One of the main reasons for the declining violence in Iraq the past few years was that the Sunni insurgents gave up their arms and started working with and for the American military and the Shia government. Salaries from the Americans and promises of jobs and influence within the government made the Sunnis realize that supporting Al-Qaeda would have devastating results for Iraq and possibly throw the country in to an all-out civil war. This switch of sides is known as the “Sunni Awakening”, and it has helped in restoring hopes for a more secure Iraq.

In the past few months however, Iraq has seen an increase in violence, as the Americans are withdrawing and the country is at a political standstill. Members of the Sunni awakening group are also switching sides again, due to an Al-Qaeda in Mesopotamia recruitment offensive. The Sunni ex-insurgents are complaining that they are not getting the relevant jobs they were promised by the government, and that salaries are rarely being paid. An ex–Awakening Council leader, Nathum al-Jubouri says that “The Awakening does not know what the future holds because it is not clear what the government intends for them.”  Less than half of all Awakening members have been offered jobs within the government, and rejoining Al-Qaeda and the insurgency seems like the only solution for many of the Awakening members.
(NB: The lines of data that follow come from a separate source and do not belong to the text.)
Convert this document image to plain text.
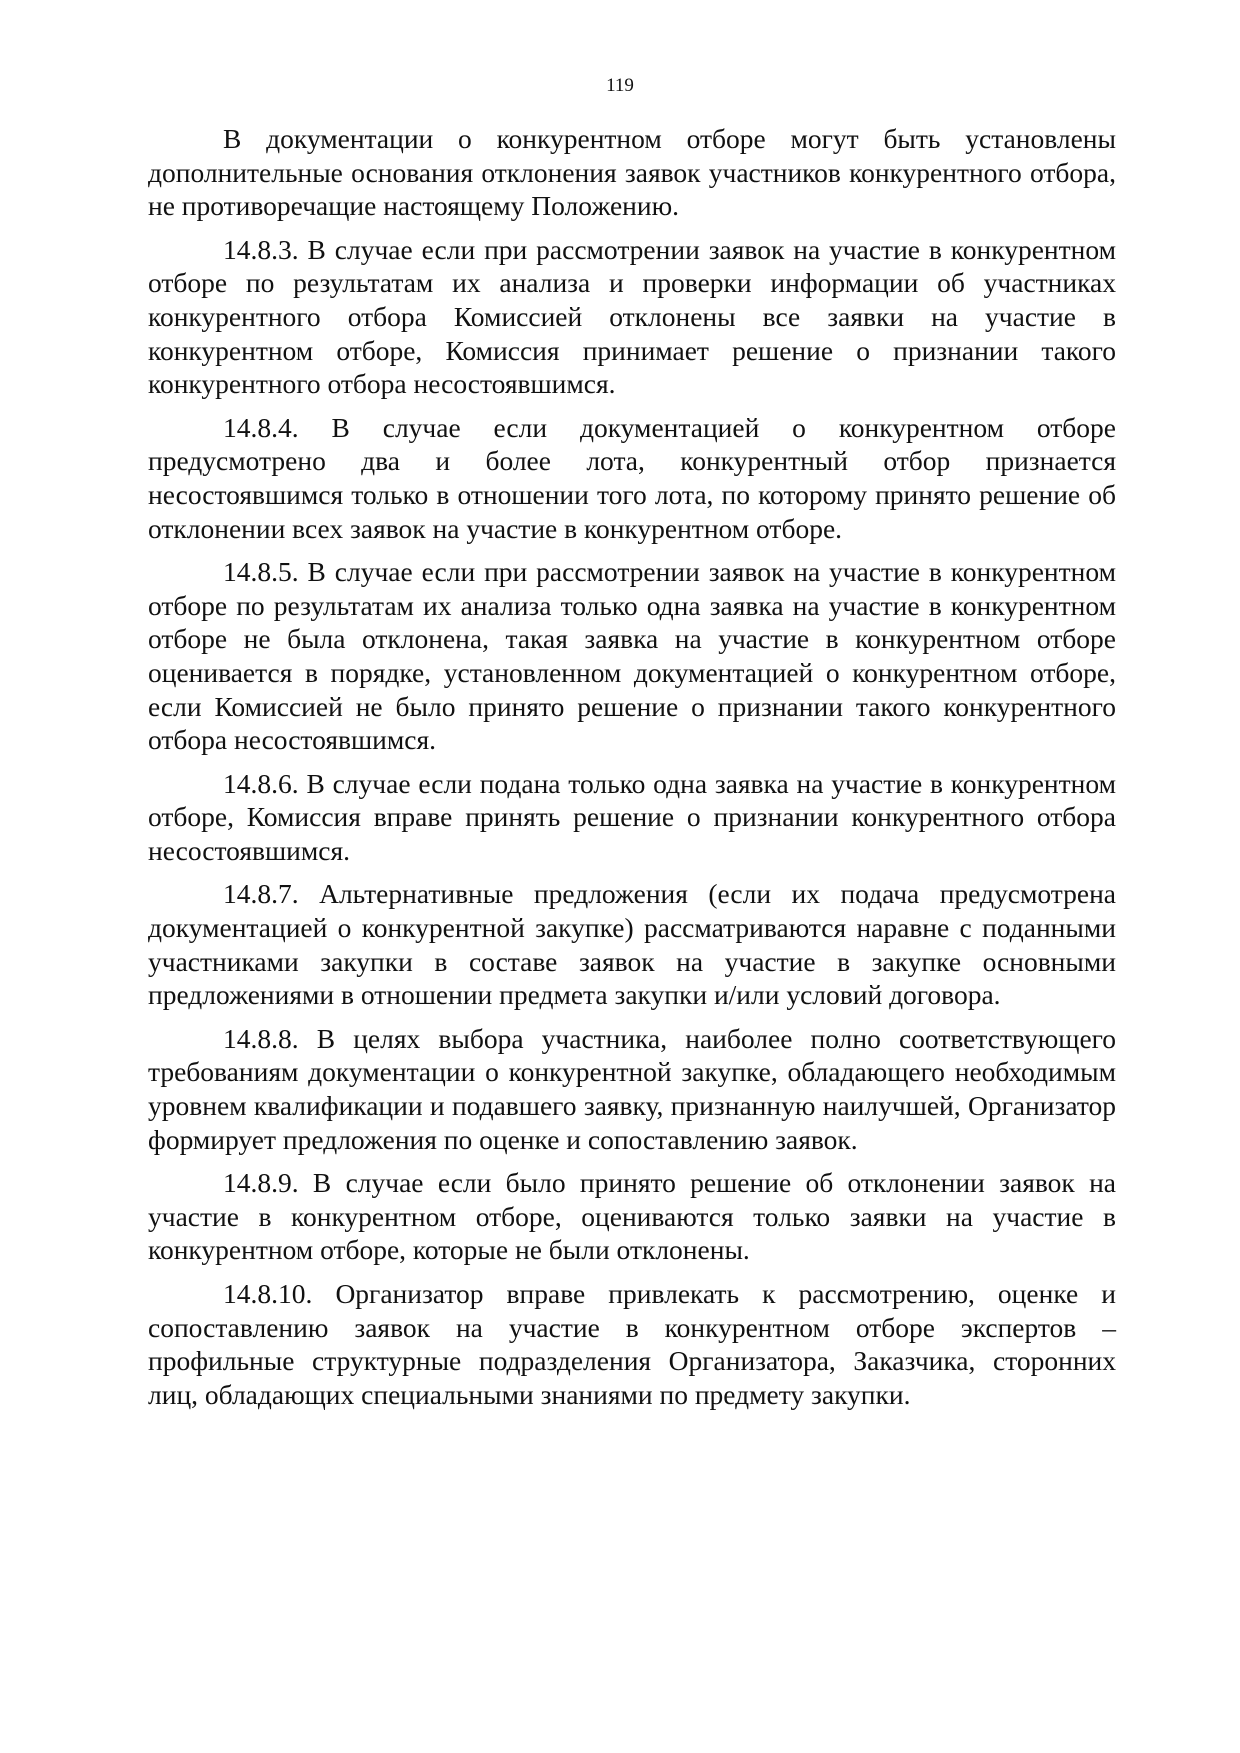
119

В документации о конкурентном отборе могут быть установлены дополнительные основания отклонения заявок участников конкурентного отбора, не противоречащие настоящему Положению.

14.8.3. В случае если при рассмотрении заявок на участие в конкурентном отборе по результатам их анализа и проверки информации об участниках конкурентного отбора Комиссией отклонены все заявки на участие в конкурентном отборе, Комиссия принимает решение о признании такого конкурентного отбора несостоявшимся.

14.8.4. В случае если документацией о конкурентном отборе предусмотрено два и более лота, конкурентный отбор признается несостоявшимся только в отношении того лота, по которому принято решение об отклонении всех заявок на участие в конкурентном отборе.

14.8.5. В случае если при рассмотрении заявок на участие в конкурентном отборе по результатам их анализа только одна заявка на участие в конкурентном отборе не была отклонена, такая заявка на участие в конкурентном отборе оценивается в порядке, установленном документацией о конкурентном отборе, если Комиссией не было принято решение о признании такого конкурентного отбора несостоявшимся.

14.8.6. В случае если подана только одна заявка на участие в конкурентном отборе, Комиссия вправе принять решение о признании конкурентного отбора несостоявшимся.

14.8.7. Альтернативные предложения (если их подача предусмотрена документацией о конкурентной закупке) рассматриваются наравне с поданными участниками закупки в составе заявок на участие в закупке основными предложениями в отношении предмета закупки и/или условий договора.

14.8.8. В целях выбора участника, наиболее полно соответствующего требованиям документации о конкурентной закупке, обладающего необходимым уровнем квалификации и подавшего заявку, признанную наилучшей, Организатор формирует предложения по оценке и сопоставлению заявок.

14.8.9. В случае если было принято решение об отклонении заявок на участие в конкурентном отборе, оцениваются только заявки на участие в конкурентном отборе, которые не были отклонены.

14.8.10. Организатор вправе привлекать к рассмотрению, оценке и сопоставлению заявок на участие в конкурентном отборе экспертов – профильные структурные подразделения Организатора, Заказчика, сторонних лиц, обладающих специальными знаниями по предмету закупки.
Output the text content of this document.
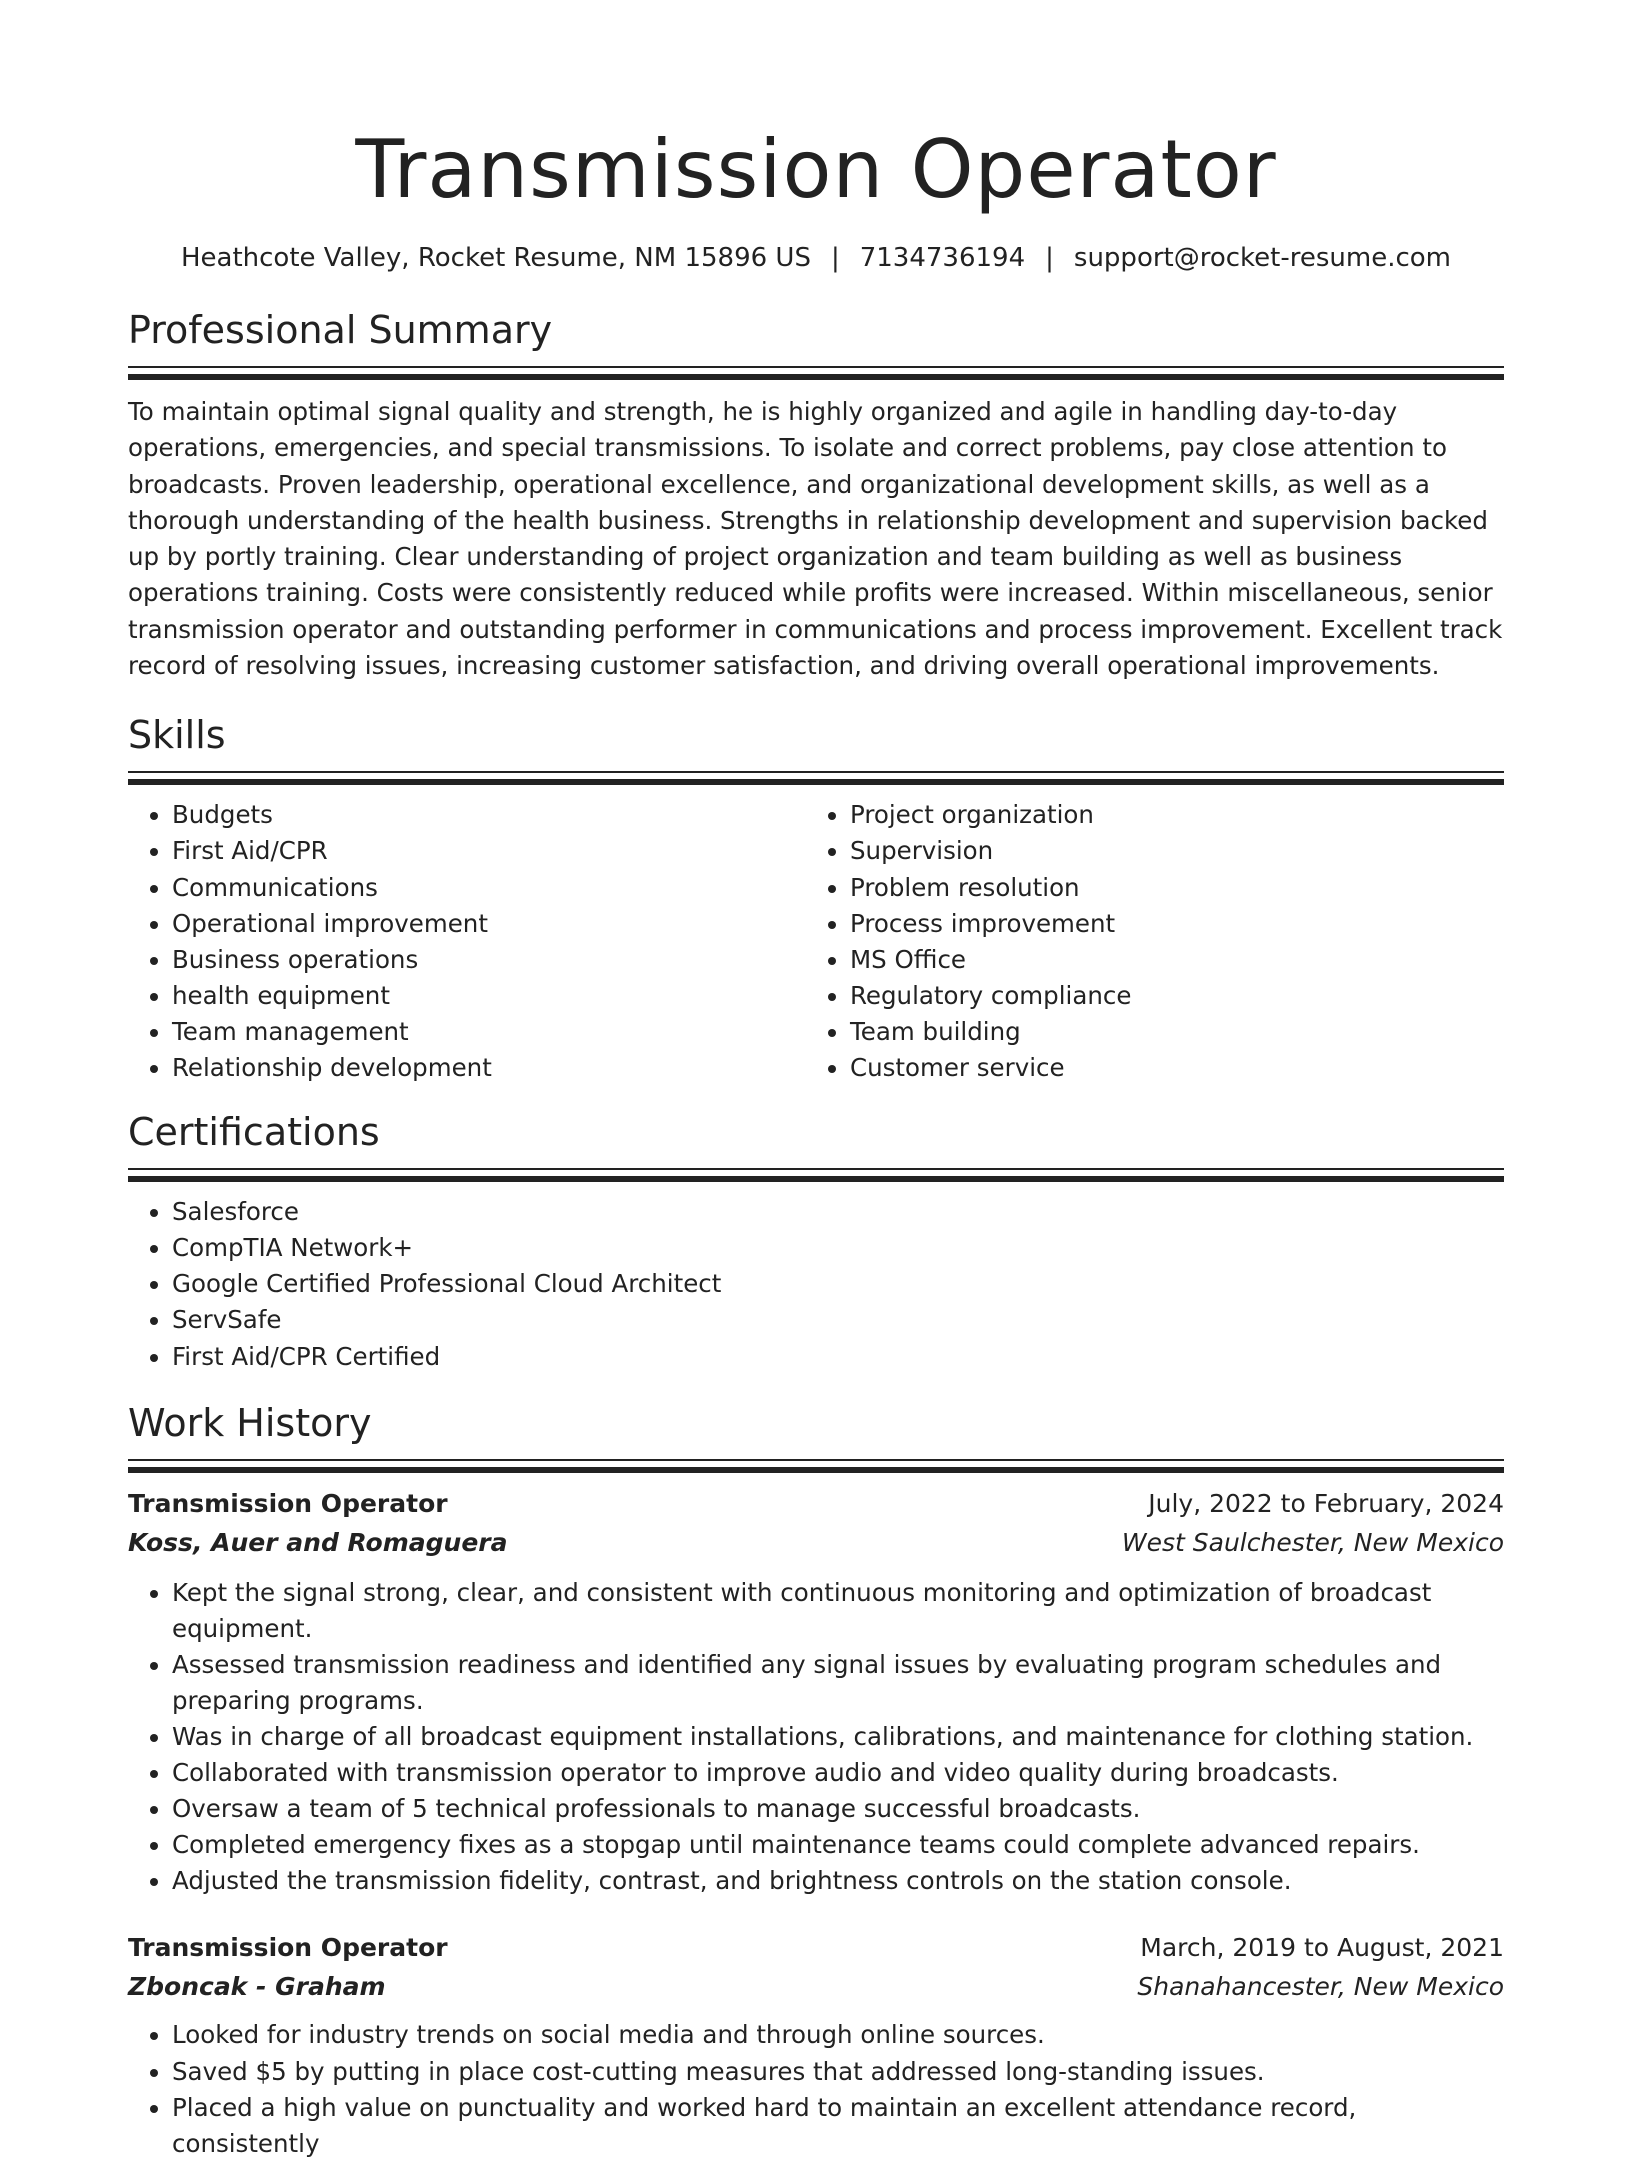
Transmission Operator
Heathcote Valley, Rocket Resume, NM 15896 US | 7134736194 | support@rocket-resume.com
Professional Summary

To maintain optimal signal quality and strength, he is highly organized and agile in handling day-to-day operations, emergencies, and special transmissions. To isolate and correct problems, pay close attention to broadcasts. Proven leadership, operational excellence, and organizational development skills, as well as a thorough understanding of the health business. Strengths in relationship development and supervision backed up by portly training. Clear understanding of project organization and team building as well as business operations training. Costs were consistently reduced while profits were increased. Within miscellaneous, senior transmission operator and outstanding performer in communications and process improvement. Excellent track record of resolving issues, increasing customer satisfaction, and driving overall operational improvements.

Skills
• Budgets
• First Aid/CPR
• Communications
• Operational improvement
• Business operations
• health equipment
• Team management
• Relationship development
• Project organization
• Supervision
• Problem resolution
• Process improvement
• MS Office
• Regulatory compliance
• Team building
• Customer service
Certifications
• Salesforce
• CompTIA Network+
• Google Certified Professional Cloud Architect
• ServSafe
• First Aid/CPR Certified
Work History
Transmission Operator	July, 2022 to February, 2024
Koss, Auer and Romaguera	West Saulchester, New Mexico
• Kept the signal strong, clear, and consistent with continuous monitoring and optimization of broadcast equipment.
• Assessed transmission readiness and identified any signal issues by evaluating program schedules and preparing programs.
• Was in charge of all broadcast equipment installations, calibrations, and maintenance for clothing station.
• Collaborated with transmission operator to improve audio and video quality during broadcasts.
• Oversaw a team of 5 technical professionals to manage successful broadcasts.
• Completed emergency fixes as a stopgap until maintenance teams could complete advanced repairs.
• Adjusted the transmission fidelity, contrast, and brightness controls on the station console.
Transmission Operator	March, 2019 to August, 2021
Zboncak - Graham	Shanahancester, New Mexico
• Looked for industry trends on social media and through online sources.
• Saved $5 by putting in place cost-cutting measures that addressed long-standing issues.
• Placed a high value on punctuality and worked hard to maintain an excellent attendance record, consistently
The leaders of the Awakening feel marginalized by the government and left by the U.S. military (although they still remain allies with the government), and they are aware of the difficult situation Iraq is now moving in to. With a political standstill (due to the elections earlier this year) and an insurgency on the rise once again, both politicians and security forces must do a formidable job to prevent such scenes in Iraq as those in 2006-2007, when the country was virtually at the break of a civil war. The problem is that the security forces are still in many cases threatened by the Sunni Awakening, and often are arresting its members on terrorist charges, which again creates a trust issue between the sides. And as the government fails to integrate the Awakening members into its security forces and still keep Sunni power to a minimal, it seems that peace and stability in Iraq for now remains a dream. The U.S. Military will continue to withdraw next year, and if Iraq still does not have an official government and the Sunni Awakening movement is still marginalized, the country may very well find itself 4 years back in time, leaving the past years’s progress to be in vain. In order to prevent this, there must be consensus where all sides in this conflict agree on security terms and find ways to share the influence of power between the different ethnic groups of Iraq without bloodshed.